CMU's Supercomputer Gets a Boost
When computer science students return to Carnegie Mellon University this fall, many will be able to get their hands on a parallel computing system that is roughly 500 times faster than the best laptop computer on campus.
CMU was recently shipped 448 “blades” that were being decommissioned by the Los Alamos National Laboratory. As the federal facility upgrades its supercomputing system it usually sends the stripped down computers or “blades” to research facilities like CMU to allow students to experiment.
CMU professor Garth Gibson says the future of computing involves running a program on several computer processors at the same time which is known as running in parallel.

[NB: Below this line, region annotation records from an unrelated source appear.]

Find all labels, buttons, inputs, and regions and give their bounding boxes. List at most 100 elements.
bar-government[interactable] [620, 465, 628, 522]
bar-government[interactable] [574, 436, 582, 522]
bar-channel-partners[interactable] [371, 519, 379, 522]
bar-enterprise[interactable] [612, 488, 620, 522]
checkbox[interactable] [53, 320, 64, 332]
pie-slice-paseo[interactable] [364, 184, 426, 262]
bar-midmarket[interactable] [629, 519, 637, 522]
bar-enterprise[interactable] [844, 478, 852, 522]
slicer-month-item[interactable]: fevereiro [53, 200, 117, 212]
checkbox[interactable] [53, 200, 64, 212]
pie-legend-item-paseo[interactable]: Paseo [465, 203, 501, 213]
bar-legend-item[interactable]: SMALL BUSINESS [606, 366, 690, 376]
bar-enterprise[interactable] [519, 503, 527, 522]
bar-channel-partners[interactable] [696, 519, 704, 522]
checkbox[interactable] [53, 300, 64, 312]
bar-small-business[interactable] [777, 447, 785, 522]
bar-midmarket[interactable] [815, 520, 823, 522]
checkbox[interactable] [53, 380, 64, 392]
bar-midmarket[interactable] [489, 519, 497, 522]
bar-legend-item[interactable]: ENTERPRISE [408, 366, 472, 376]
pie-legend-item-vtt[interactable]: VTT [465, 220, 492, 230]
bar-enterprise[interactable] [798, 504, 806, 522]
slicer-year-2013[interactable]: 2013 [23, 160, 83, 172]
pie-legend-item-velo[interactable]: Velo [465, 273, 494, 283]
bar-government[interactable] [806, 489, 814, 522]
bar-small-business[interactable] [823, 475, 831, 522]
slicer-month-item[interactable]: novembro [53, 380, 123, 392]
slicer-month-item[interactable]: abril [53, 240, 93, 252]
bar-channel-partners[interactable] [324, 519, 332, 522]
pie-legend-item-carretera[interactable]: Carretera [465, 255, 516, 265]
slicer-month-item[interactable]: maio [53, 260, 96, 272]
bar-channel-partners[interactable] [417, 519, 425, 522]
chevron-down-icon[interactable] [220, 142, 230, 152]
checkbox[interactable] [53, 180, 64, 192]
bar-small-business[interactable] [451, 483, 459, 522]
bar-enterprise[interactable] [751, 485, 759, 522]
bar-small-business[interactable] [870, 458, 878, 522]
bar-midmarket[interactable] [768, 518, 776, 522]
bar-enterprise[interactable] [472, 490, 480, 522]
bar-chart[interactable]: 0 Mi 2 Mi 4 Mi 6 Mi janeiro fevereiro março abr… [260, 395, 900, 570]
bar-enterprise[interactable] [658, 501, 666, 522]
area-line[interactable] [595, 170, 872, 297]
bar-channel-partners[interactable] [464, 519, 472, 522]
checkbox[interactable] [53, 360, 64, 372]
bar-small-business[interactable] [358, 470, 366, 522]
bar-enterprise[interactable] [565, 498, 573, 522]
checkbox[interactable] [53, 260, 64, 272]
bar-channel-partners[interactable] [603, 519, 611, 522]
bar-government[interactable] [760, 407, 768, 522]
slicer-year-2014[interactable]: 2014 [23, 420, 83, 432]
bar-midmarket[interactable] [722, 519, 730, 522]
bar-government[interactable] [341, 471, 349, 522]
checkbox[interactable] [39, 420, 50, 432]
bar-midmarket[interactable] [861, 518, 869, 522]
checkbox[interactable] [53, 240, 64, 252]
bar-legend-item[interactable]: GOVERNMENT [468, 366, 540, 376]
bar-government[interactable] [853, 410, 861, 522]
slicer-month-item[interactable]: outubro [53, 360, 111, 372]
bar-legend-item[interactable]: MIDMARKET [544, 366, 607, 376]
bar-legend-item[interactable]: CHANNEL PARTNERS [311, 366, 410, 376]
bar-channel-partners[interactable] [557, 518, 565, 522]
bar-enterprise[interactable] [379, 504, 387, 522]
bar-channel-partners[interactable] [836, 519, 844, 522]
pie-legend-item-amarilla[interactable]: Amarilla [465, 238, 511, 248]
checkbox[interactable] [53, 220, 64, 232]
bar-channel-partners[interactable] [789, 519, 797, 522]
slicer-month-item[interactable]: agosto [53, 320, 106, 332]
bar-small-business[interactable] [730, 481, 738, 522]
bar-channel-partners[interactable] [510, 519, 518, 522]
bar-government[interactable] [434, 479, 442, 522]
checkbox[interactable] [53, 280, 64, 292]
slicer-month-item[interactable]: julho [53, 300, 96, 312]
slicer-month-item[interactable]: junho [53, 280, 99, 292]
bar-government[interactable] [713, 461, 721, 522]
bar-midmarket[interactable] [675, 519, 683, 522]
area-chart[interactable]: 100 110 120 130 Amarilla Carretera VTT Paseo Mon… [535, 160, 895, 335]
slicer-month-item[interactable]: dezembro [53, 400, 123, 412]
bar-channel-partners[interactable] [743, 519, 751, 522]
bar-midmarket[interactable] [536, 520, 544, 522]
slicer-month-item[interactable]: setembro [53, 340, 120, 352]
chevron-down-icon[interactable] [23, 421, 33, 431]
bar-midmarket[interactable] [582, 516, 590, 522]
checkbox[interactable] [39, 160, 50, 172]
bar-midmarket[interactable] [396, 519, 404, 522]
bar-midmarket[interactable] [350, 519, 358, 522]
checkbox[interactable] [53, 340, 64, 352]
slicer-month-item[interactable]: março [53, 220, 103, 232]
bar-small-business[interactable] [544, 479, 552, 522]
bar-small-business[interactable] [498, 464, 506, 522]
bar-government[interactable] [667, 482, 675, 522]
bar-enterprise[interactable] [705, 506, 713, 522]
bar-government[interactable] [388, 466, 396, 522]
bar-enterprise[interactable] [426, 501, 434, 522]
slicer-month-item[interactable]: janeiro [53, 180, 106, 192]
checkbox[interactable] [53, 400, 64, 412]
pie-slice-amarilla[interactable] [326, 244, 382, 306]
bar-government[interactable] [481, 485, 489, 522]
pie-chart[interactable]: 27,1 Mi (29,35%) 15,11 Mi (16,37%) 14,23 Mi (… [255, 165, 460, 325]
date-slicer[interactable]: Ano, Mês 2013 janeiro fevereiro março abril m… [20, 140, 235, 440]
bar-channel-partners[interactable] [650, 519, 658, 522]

“The way that you can improve the quality of education and research is to make sure that the researchers and students have access to equipment, which is increasing in scale,” said Gibson.
Last semester students were able to run experiments on just 64 parallel processors. If they needed more power they would have to borrow time from a system owned by the federal government or rent time from a commercial endeavor like Amazon.

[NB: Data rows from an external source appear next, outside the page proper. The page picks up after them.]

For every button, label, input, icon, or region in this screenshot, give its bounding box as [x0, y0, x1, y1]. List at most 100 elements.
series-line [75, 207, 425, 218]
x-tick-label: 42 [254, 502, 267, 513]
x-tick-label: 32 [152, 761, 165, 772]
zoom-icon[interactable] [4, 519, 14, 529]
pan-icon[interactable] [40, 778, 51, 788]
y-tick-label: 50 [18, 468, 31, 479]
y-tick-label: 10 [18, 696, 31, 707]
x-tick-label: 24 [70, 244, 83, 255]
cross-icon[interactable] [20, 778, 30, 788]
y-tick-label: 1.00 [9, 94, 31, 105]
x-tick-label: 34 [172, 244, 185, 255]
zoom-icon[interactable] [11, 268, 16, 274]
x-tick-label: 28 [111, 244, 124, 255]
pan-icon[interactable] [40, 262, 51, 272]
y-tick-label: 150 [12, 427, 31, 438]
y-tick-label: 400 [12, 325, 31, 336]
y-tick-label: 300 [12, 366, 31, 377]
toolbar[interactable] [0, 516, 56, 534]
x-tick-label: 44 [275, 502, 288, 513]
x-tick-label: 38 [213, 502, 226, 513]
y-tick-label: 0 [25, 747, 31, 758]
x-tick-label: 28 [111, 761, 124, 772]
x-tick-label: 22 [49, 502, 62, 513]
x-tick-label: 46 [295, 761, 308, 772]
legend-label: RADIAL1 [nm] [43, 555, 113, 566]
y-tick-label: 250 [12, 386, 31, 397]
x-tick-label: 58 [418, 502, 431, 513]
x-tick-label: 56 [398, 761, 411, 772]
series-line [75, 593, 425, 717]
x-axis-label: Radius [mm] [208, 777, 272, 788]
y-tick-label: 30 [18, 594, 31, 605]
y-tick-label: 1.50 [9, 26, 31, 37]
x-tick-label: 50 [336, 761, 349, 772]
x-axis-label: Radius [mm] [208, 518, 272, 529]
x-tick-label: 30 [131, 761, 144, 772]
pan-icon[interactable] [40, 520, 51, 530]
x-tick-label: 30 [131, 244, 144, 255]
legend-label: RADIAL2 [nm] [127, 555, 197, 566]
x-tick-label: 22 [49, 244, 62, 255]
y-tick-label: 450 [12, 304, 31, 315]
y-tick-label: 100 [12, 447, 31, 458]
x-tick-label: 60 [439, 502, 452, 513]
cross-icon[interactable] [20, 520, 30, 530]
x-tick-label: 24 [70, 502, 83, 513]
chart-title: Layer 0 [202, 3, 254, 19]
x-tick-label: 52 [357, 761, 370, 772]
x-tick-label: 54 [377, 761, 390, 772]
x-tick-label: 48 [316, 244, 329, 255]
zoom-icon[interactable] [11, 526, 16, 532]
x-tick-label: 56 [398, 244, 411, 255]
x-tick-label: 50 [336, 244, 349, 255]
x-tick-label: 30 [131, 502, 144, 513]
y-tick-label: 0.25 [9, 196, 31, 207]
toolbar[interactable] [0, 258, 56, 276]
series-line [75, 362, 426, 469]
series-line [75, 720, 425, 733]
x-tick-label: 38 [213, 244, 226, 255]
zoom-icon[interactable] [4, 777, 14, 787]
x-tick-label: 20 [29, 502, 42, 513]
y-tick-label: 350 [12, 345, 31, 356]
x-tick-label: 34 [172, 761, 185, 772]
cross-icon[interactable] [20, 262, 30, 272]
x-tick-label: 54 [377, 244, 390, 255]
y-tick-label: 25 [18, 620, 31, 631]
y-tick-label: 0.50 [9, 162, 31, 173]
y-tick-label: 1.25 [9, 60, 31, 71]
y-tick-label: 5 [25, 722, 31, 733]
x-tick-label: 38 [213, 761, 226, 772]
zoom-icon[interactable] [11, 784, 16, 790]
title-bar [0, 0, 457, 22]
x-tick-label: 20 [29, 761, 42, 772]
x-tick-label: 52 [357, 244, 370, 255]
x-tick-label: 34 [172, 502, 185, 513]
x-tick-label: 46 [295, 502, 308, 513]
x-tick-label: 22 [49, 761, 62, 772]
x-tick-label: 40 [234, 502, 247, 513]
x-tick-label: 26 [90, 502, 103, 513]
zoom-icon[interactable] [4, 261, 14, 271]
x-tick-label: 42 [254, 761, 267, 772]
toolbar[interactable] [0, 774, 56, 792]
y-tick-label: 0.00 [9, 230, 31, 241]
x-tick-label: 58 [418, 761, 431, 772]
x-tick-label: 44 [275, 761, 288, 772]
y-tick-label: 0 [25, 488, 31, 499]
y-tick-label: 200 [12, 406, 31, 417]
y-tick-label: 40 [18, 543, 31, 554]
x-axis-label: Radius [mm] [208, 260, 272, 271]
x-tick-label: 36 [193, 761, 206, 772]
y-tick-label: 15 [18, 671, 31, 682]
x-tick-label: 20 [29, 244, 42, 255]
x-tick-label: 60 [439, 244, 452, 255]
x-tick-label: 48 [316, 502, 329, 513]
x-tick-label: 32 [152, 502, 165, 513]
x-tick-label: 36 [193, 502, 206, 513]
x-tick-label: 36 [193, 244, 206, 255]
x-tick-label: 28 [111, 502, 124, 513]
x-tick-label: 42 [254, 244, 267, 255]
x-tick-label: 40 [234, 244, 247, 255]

“But we couldn’t have repeatability, we could not modify the operating system,” Gibson said.
With the new system, dubbed “Narwhal,” students will be able to run their experiments over and over, modifying variables as they go.
“We give the students the ability to figure out what went wrong and they get their hands on that gear and that I think is the exciting part,” Gibson said.
The new equipment comes with a value of approximately $500,000, and while Narwhal will place CMU near the top of its peers when it comes to systems research, the new facility with its 448 processors is still far smaller that the 150,000 blades installed at the Los Alamos lab.
Gibson says most of us use parallel computing nearly every day but don’t realize it. For example, Google uses hundreds of processors on your behalf every time you hit the search button.
The blades have all been shipped to CMU and Gibson says he and his students are in the process of installing them. He expects the blades will stay in use until the next generation of processors comes their way.